What is more important in professional basketball: skill, or potential? Lately, it has become increasingly difficult to tell.
In recent years, NBA front offices have demonstrated an increasing focus on the intangible quality of upside that can be found at varying degrees in young players. Potential has become a major factor in drafting, and it has started to lead to certain young players becoming grossly overrated.
In some cases, fans have started to judge players not by their current production but rather based on what experts predict these young, unproven athletes might be capable of doing should they maximize their potential. The result is a system that can sometimes make an average player be viewed as a star, simply based on his supposed ‘upside.’
This season, five NBA players aged 25 or under have served as prime examples of this phenomenon. Here are the NBA’s most overrated young guns.
All stats accurate as of November 21, 2012.
Tyreke Evans looked like a superstar in the making during his first NBA season in 2009, in which he beat out Stephen Curry for the Rookie of the Year Award, while drawing comparisons to LeBron James due to his impressive stat line.
Unfortunately, Evans confidence and efficiency have both gone south since his memorable rookie year. Evans production has decreased in each of his four NBA seasons to the point that he is averaging just 12.5 points per game to start the 2012-13 season.
Although some of Evans struggles can be attributed to injuries, it is clear that he has lost a step since his phenomenal rookie campaign. But despite his recent lack of success, Evans has somehow maintained the star label that he earned early in his career.
Evans still has plenty of upside, and he has the opportunity to get his career back on track this season. But should he fail, fans may have to start lowering the swingman to a lower standard, while accepting that Evans’ first season may turn out to be his best.
Here’s an impressive stat for Eric Gordon: a career average of 20.6 points per game.
And here’s a less impressive number: 205. That’s the number of games the talented young shooting guard has played over the course of his first four NBA seasons.
Gordon earned a very strong reputation around the league, following his breakout season with the Clippers in 2010-11. And though he appeared in just 56 games during that season, his performance was enough to justify being traded to the New Orleans Hornets as the biggest return in the Chris Paul trade.
Gordon is an undeniably talented scorer, but his lack of durability has been a major issue early in his career.
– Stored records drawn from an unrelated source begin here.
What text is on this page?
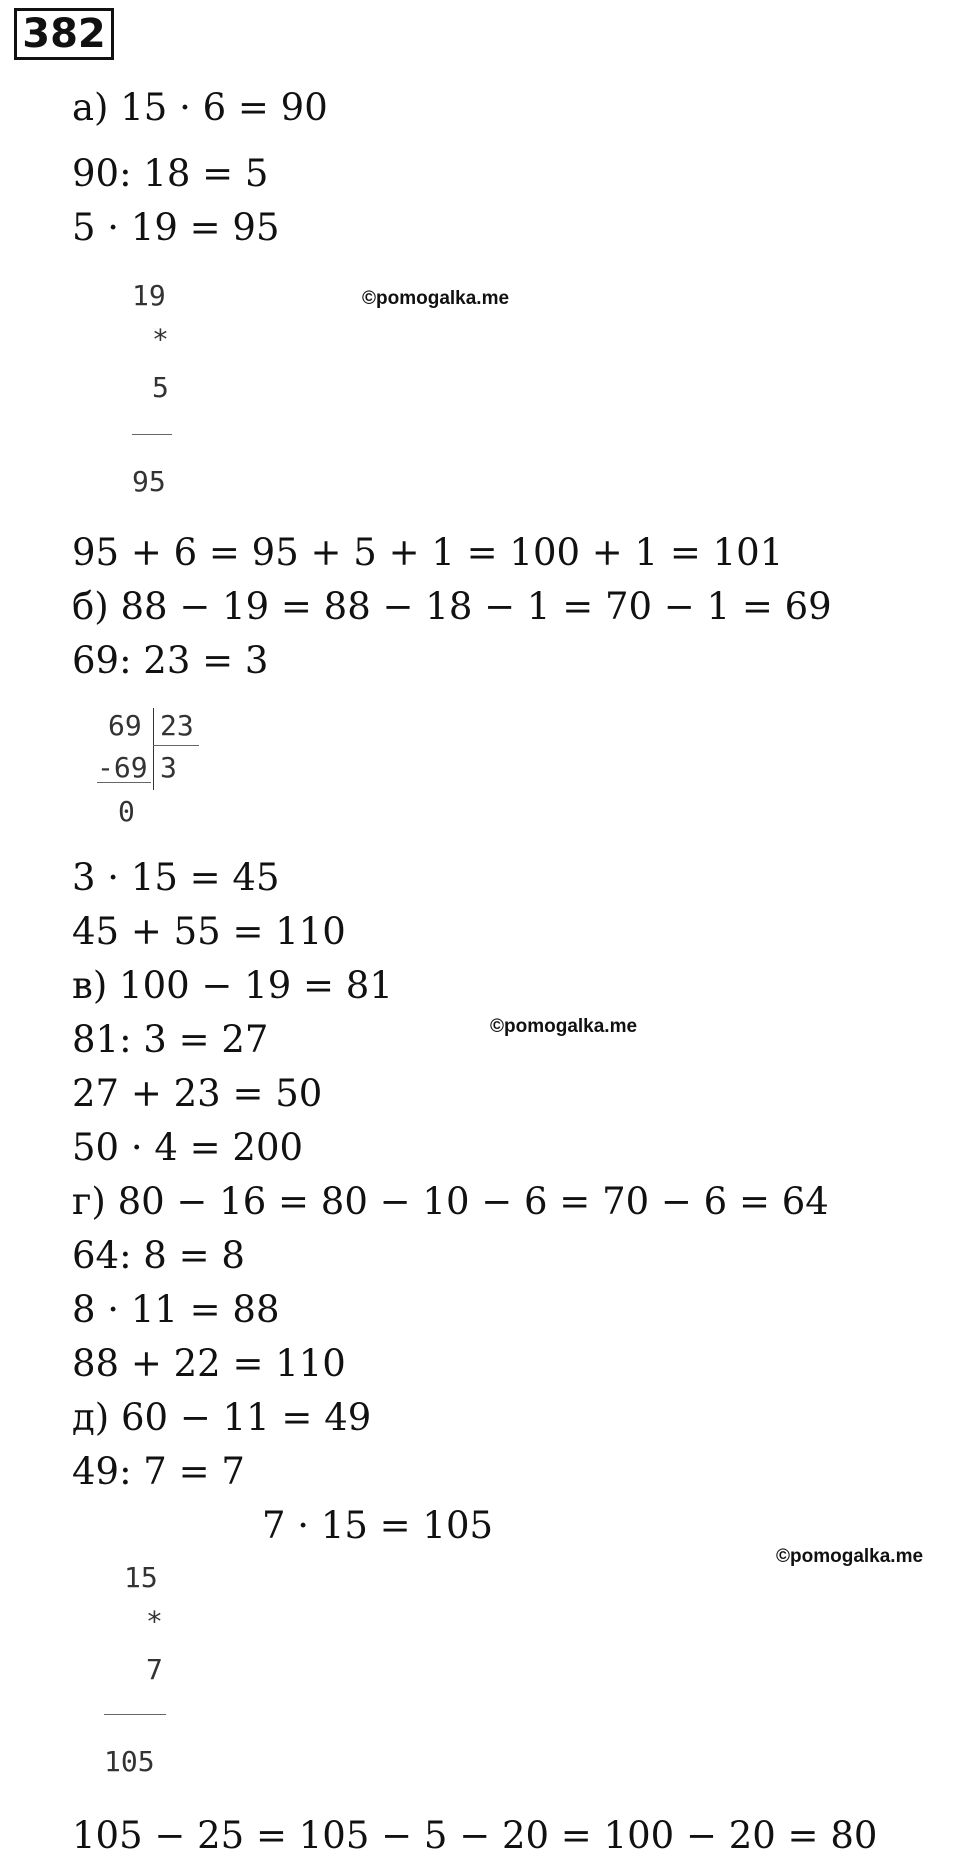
382
а) 15 · 6 = 90
90: 18 = 5
5 · 19 = 95
19
*
5
95
©pomogalka.me
95 + 6 = 95 + 5 + 1 = 100 + 1 = 101
б) 88 − 19 = 88 − 18 − 1 = 70 − 1 = 69
69: 23 = 3
69 23
-69 3
0
3 · 15 = 45
45 + 55 = 110
в) 100 − 19 = 81
81: 3 = 27
27 + 23 = 50
50 · 4 = 200
©pomogalka.me
г) 80 − 16 = 80 − 10 − 6 = 70 − 6 = 64
64: 8 = 8
8 · 11 = 88
88 + 22 = 110
д) 60 − 11 = 49
49: 7 = 7
7 · 15 = 105
©pomogalka.me
15
*
7
105
105 − 25 = 105 − 5 − 20 = 100 − 20 = 80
It seems ridiculous to award a star label to a player who has averaged just over 50 games per season to start his career, especially one who has shown little production outside of the scoring department.
There are plenty of signs to indicate that Gordon can morph into a star, but there are also a number of red flags surrounding the young shooting guard, primarily his bum knee and apparent one-dimensionality. Gordon simply has not shown enough to the league to warrant his star status, and he needs to actually produce for his team on a consistent basis before he’ll win me over.
Roy Hibbert’s play last season was seen as one of the key factors in the resurgence of the Indiana Pacers, and Hibbert drew great praise around the league as one of the NBA’s most improved players. The looming Georgetown alum even managed to make the Eastern Conference All-Star team, despite stiff competition.
Hibbert is a strong defensive presence and has made significant strides since the start of his career, but he is hardly an All-Star caliber player. The 7’2” big man shoots relatively weak percentages for a center, especially one of his towering size and is not a particularly efficient rebounder either.
Hibbert is a starting-caliber center and an excellent complementary piece, but he is by no means a franchise centerpiece and therefore should not be paid like one.
Jeremy Lin looked like a superstar during his breakout tenure with the New York Knicks last season, but he has since morphed into a highly inconsistent enigma.
Lin has had a rough start to his season with the Rockets, averaging barely over 10 points per game while shooting just 34 percent from the field. The former Harvard star has had difficulty adjusting to increased pressure from opposing defenses, and he is attacking the rim with less frequency and aggression this season, averaging just 2.9 free throw attempts compared to 5.2 per game in 2011-12.
Lin signed a hefty contract with the Rockets this summer, but is he worth such a high price tag? If the start to the season is any indication: no. Lin is undoubtedly an above average point guard, but in comparison with other starting floor generals in the West alone, he ranks in the bottom half.
If Lin continues to struggle, he will make the Knicks brass look very wise for allowing Linsanity to walk away.
Evan Turner is an outstanding rebounder for his position and can play the point forward role effectively, but he is hugely overrated as an offensive player. While Turner’s mid-ranged jumper has improved since his rookie campaign, he remains a poor shooter overall and is not a particularly efficient or creative scorer.
Though he certainly has room to improve, Turner seems like a fairly low-ceiling player who is unlikely to truly excel in any category other than rebounding.
Turner’s versatility is his greatest asset, but it ultimately functions mainly as a mask that keeps fans from recognizing the fairly average feel of his overall game.